The convention was not all deep political discussions: YDS members made sure to have a great time as well! On Friday night, we hung out with avowed democratic socialist U.S. Senator Bernie Sanders (I-VT). Sanders, the first socialist elected to the U.S. Senate, had the honor of addressing the gathering. Sanders keynoted the Atlanta DSA Douglass-Debs dinner honoring Charlie Flemming (President of Atlanta North Georgia Labor Council) and Alice Lovelace (poet and a lead organizer of the United States Social Forum). YDS members enjoyed southern cooking, mingled with some of most dedicated Southern activists, and even got to sing along to some civil rights anthems at the night’s end.

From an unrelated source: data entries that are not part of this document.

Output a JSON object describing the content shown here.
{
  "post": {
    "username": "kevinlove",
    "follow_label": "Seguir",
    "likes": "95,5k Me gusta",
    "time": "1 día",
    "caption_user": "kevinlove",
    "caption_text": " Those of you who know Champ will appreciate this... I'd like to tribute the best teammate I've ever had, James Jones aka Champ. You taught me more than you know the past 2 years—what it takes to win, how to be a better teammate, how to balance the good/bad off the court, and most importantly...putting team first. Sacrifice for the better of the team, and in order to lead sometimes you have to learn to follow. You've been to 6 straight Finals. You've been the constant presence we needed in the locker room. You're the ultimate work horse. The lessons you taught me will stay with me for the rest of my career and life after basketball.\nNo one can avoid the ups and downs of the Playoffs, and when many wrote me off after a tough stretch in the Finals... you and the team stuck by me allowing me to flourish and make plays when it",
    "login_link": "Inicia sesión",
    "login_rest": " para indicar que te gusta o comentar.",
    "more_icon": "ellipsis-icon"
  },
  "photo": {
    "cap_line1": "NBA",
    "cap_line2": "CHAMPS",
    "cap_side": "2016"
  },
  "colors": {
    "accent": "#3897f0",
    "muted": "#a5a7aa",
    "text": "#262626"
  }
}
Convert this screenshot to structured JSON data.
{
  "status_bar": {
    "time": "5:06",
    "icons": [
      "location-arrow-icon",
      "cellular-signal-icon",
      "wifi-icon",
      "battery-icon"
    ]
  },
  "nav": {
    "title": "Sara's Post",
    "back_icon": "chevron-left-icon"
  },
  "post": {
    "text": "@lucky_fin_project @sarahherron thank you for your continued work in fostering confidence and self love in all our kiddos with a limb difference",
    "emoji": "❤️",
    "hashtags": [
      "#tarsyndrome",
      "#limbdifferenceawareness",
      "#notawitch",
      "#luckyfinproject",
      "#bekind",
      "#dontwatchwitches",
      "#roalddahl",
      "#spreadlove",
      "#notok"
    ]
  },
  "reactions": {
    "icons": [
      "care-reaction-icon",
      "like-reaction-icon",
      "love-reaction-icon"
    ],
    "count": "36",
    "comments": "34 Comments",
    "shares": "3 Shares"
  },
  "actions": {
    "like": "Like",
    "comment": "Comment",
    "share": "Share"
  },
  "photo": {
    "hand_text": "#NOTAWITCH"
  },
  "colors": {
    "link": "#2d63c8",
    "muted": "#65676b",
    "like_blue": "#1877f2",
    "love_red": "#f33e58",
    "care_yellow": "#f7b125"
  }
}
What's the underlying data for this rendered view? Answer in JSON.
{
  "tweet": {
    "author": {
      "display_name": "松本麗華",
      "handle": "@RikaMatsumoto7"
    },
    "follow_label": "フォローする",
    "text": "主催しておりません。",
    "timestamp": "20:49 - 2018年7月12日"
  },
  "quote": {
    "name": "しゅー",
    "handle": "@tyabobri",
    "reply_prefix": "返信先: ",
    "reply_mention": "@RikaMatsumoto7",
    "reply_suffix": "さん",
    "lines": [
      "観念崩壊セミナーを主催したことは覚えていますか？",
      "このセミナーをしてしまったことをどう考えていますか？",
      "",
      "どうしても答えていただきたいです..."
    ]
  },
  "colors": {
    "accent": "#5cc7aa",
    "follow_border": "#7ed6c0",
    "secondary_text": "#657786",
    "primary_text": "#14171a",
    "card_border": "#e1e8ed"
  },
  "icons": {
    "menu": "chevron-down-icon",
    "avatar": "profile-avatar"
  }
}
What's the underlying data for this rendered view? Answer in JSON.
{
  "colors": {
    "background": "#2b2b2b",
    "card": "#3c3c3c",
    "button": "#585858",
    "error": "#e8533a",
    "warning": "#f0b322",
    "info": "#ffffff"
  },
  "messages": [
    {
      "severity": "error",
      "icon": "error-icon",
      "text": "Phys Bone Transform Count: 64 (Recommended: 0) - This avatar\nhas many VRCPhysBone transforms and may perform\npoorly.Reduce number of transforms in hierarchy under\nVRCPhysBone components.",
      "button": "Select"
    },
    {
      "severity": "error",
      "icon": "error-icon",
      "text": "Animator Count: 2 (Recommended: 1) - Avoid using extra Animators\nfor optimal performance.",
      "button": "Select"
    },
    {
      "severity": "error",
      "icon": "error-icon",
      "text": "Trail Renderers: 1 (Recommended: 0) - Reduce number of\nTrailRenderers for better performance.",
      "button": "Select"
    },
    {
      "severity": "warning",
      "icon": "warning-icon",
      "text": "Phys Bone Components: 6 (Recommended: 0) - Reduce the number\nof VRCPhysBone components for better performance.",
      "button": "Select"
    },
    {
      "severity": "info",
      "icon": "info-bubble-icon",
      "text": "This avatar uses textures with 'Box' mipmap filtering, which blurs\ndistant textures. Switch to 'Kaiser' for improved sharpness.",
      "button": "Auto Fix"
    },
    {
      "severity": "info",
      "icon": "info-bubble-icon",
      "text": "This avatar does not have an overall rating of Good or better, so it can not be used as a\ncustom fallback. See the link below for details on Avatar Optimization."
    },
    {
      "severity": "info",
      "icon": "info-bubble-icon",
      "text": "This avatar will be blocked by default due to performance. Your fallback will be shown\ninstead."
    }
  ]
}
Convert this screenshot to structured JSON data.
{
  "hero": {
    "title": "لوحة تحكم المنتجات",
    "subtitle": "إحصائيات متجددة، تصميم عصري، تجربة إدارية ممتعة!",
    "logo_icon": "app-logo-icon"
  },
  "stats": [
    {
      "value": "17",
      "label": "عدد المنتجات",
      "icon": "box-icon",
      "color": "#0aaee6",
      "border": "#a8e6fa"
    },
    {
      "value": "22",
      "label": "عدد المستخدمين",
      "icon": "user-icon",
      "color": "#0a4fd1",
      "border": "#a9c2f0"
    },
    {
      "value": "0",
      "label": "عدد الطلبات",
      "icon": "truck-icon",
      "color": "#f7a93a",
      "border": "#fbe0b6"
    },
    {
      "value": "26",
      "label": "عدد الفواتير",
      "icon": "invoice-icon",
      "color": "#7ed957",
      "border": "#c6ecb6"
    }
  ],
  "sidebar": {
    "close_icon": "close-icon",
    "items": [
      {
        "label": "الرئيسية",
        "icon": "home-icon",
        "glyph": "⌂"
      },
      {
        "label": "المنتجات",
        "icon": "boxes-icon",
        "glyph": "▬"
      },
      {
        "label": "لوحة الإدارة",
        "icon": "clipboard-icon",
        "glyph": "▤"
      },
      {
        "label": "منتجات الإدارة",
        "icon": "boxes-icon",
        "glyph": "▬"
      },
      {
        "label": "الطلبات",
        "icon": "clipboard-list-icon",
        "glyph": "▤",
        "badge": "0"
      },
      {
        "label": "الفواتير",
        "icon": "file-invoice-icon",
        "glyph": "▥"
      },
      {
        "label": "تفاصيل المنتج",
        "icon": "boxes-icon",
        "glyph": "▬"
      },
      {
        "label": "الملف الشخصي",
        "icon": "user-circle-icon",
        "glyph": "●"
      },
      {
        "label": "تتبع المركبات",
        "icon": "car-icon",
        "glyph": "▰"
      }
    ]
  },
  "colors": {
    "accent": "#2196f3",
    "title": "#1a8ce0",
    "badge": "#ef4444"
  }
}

Saturday night proved to be just as lively. Attendees heard a riveting speech from DSA member and trade unionist Bill Fletcher, Jr. about the current state of economic injustice and the bright future for organized resistance against corporate globalization. Afterwards, Fletcher and YDS members raised their fists together behind the great blue DSA banner. Workers from Grady Hospital spoke about their jobs which are being threatened with privatization. The night ended with a multi-generational dancing to reggae music and moving impromptu speeches by YDSers.

A portion of the closing day was spent on finding concrete ways to build bridges between DSA and YDS. We held a well attended workshop hosted by me and YDS Co-Chair Maria Svart on how DSA members could support YDS and what could be done to help the transition of youth activists into DSA leadership roles. DSA has a strong commitment to ensure that YDS members get assistance from DSA and are welcomed into locals (and encouraged to start there own).

Lastly, the most important symbolic gesture was that DSA changed a long standing tradition and allowed the youth to close the convention. YDS Co-Chairs and I had the privilege to give the last speeches of the convention. The Co-Chairs talked about the new opportunities that laid ahead for DSA and YDS and the new possibilities of greater cooperation between the sections. I ended by telling how DSA had always been a part of my life, whether I knew it or not, through my father’s work, the legacy of Michael Harrington, and my political activity.

We did not break with one important tradition: singing the Internationale. As DSA heads towards the end of one chapter and begins another in a matter of years, its storied socialist legacy must and will continue. While the 2007 DSA convention certainly introduced a great many young people to DSA, it also showed longtime members that there is a new generation in the wings, firmly committed to the humanitarian values of the Democratic Socialists of America. Let’s make history together!